October often brings a surge in the amount of CDs maturing. Thousands of savers bought their first long-term CDs when the rates were deregulated in October 1983, and others bought them in October 1987 after the stock market crashed. The tax cycle also contributes to the surge: consumers use April tax refunds to buy CDs, and their six-month certificates mature in October.

Big Retirement Schedule

This month, banks are due to retire more than 10% of $1.1 trillion in outstanding CDs.

In the past, most CD holders have simply rolled over their money into new CDs. But plunging interest rates have made this year different. One-year CDs are yielding just 5.48%, compared with 7.83% a year ago, according to Bank Rate Monitor.

As a result, investors are looking for higher-yielding alternatives. More than a fourth of the investors responding to a survey commissioned by Fidelity Investments said they were very like to switch to a different investment with the cash from their maturing CDs.

Chase Manhattan rolled over fewer CDs than usual in the third quarter, Mr. Ratliff said. Chase's retention rate - the proportion of CD dollars it rolls over into new CDs when certificates mature - dropped below 80% for several weeks in the third quarter, compared with a normal rate of nearly 85%.

But by marketing other products, Chase was able to lure 15% of the CD funds into other investment vehicles, instead of only 10% in previous years.

Unlike previous years, few banks are looking for ways to lure savers back into CDs.

No Reason to Bid

"There isn't really that much temptation to go out and bid a little higher to get the money. You don't really have anywhere to put it," said a spokesman for Barnett Banks Inc., in Jacksonville, Fla.

At Barnett, a number of customers seem to be switching out of CDs and into money market accounts, the spokesman said.

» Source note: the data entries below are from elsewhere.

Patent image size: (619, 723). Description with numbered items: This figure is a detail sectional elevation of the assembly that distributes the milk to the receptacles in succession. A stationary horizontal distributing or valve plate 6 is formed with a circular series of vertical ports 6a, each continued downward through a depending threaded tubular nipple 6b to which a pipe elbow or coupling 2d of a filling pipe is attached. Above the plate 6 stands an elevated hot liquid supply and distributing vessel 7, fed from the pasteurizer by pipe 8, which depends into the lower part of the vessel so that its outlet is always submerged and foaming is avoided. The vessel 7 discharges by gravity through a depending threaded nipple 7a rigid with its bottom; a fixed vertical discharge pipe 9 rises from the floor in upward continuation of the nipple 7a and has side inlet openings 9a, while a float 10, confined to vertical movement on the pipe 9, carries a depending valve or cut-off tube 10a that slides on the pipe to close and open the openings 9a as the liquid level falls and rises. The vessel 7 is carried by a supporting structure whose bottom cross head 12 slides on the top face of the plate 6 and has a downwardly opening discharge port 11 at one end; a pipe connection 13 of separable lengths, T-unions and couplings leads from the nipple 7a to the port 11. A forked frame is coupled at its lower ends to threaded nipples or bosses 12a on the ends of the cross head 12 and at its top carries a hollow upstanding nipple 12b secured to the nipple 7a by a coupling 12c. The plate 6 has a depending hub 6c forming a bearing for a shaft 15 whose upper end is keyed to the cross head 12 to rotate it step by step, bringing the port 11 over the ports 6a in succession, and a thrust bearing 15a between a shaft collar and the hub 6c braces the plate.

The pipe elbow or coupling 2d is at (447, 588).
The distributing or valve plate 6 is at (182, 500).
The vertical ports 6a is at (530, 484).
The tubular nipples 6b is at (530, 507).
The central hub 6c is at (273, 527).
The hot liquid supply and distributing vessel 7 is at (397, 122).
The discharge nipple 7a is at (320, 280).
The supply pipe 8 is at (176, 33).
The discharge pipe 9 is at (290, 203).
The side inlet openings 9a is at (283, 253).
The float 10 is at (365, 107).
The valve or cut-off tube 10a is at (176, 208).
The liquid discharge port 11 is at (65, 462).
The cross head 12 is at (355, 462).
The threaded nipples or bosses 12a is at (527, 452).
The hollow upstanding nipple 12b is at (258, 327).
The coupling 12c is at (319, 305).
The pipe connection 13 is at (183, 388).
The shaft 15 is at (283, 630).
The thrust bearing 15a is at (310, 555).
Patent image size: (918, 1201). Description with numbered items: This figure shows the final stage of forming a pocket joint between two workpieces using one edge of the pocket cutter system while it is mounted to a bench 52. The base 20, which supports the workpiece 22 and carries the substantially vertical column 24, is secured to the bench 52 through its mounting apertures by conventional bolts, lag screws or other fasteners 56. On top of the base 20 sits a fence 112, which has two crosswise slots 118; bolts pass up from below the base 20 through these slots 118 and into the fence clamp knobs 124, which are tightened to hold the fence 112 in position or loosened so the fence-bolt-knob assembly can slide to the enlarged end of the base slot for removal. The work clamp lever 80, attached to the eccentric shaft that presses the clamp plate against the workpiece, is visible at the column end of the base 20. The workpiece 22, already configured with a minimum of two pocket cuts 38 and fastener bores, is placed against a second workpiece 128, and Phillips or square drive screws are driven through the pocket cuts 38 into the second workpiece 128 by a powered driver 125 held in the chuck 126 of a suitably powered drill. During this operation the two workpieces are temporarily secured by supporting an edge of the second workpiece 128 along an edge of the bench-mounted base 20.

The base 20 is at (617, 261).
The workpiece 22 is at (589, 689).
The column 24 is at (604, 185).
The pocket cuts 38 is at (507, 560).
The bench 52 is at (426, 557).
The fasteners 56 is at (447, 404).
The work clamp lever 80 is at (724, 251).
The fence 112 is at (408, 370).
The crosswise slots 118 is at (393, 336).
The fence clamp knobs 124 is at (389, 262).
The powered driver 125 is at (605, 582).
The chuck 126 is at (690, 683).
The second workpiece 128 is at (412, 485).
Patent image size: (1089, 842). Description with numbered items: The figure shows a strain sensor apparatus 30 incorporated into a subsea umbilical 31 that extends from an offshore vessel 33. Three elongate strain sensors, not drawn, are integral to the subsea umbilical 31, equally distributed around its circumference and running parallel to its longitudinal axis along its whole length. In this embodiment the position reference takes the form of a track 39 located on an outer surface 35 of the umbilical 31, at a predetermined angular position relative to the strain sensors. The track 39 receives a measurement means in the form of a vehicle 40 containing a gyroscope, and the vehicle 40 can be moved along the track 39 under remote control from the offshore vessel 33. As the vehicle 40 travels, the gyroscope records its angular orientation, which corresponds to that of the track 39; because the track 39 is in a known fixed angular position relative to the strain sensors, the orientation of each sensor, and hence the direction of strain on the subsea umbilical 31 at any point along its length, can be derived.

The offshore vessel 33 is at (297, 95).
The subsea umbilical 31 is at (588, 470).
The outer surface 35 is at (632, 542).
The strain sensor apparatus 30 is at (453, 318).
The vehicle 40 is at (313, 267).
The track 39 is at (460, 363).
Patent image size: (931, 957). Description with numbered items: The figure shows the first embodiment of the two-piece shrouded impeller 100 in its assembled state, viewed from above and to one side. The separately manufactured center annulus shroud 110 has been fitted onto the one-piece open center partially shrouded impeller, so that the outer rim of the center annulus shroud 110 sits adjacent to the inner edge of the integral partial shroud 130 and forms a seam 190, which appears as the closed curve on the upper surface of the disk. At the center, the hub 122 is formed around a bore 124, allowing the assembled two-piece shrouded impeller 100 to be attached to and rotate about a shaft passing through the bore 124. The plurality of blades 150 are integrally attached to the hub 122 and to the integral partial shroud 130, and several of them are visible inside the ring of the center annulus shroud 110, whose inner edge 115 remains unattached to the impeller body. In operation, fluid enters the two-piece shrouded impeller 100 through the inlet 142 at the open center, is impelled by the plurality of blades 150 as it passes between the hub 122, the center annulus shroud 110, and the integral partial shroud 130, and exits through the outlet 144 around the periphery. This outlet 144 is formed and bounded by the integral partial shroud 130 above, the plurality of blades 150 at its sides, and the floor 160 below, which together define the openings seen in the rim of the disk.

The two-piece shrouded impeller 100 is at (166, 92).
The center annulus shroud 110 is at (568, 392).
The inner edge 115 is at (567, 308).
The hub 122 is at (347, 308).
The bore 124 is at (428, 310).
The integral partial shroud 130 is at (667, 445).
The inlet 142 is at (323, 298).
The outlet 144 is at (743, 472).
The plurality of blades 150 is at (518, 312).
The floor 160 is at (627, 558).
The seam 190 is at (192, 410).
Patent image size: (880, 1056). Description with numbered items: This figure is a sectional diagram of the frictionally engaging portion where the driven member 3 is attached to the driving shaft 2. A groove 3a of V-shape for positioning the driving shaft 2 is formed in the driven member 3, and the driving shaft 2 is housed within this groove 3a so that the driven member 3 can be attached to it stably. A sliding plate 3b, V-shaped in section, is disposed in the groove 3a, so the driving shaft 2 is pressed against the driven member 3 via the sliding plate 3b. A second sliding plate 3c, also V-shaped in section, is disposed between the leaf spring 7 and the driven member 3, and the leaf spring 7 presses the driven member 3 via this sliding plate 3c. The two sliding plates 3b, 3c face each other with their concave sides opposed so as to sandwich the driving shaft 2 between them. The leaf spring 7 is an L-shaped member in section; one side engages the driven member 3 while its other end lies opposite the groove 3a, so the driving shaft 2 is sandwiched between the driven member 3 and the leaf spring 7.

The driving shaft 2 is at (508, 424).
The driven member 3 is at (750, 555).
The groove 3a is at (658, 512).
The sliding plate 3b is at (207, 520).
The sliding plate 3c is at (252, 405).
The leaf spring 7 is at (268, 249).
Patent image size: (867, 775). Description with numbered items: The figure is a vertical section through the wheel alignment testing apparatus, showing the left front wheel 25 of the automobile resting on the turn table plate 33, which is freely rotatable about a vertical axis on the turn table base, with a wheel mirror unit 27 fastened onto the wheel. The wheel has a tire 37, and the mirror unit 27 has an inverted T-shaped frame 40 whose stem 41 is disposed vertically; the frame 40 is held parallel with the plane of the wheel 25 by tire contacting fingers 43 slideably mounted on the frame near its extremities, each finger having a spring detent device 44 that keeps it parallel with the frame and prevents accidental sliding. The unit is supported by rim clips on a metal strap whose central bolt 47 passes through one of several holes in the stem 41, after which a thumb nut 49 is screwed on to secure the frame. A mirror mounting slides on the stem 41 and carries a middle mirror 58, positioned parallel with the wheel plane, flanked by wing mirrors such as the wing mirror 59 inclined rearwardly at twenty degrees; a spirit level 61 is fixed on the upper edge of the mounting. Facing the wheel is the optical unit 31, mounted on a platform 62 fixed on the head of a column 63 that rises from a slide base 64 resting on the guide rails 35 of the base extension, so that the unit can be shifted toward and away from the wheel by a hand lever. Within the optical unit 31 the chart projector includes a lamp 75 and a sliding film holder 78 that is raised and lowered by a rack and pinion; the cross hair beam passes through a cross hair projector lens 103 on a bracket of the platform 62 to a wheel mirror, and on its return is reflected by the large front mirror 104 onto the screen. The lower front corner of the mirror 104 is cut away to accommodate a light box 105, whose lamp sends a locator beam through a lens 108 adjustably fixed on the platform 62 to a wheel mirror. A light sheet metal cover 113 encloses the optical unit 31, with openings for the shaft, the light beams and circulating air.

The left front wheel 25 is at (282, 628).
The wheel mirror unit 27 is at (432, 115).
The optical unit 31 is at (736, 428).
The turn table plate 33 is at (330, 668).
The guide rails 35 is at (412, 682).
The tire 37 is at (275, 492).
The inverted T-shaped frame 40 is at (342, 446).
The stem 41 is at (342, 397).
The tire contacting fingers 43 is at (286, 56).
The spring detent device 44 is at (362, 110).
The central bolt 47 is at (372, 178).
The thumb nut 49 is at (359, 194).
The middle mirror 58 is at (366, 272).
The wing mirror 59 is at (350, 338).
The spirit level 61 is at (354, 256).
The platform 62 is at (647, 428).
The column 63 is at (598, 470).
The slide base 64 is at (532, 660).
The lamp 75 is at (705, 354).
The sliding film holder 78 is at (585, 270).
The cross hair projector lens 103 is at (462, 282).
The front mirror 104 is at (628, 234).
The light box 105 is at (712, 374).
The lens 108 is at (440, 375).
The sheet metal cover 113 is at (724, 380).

Consumer CD balances dropped 10% in the 12 months ended Sept. 30, but money market account balances increased by a third.

A few banks still are courting CD holders. BankAmerica Corp. launched a CD marketing campaign in late September that will run until early November. Consumers who buy new CDs of $10,000 or more receive bonus rates or bonuses of up to $200.

And some banks are offering CDs with special options that allow customers to switch to a higher rate if interest rates rise before the certificates mature.

But these undertakings appear now to be exceptions. Most banks are sitting back this month, biding their time.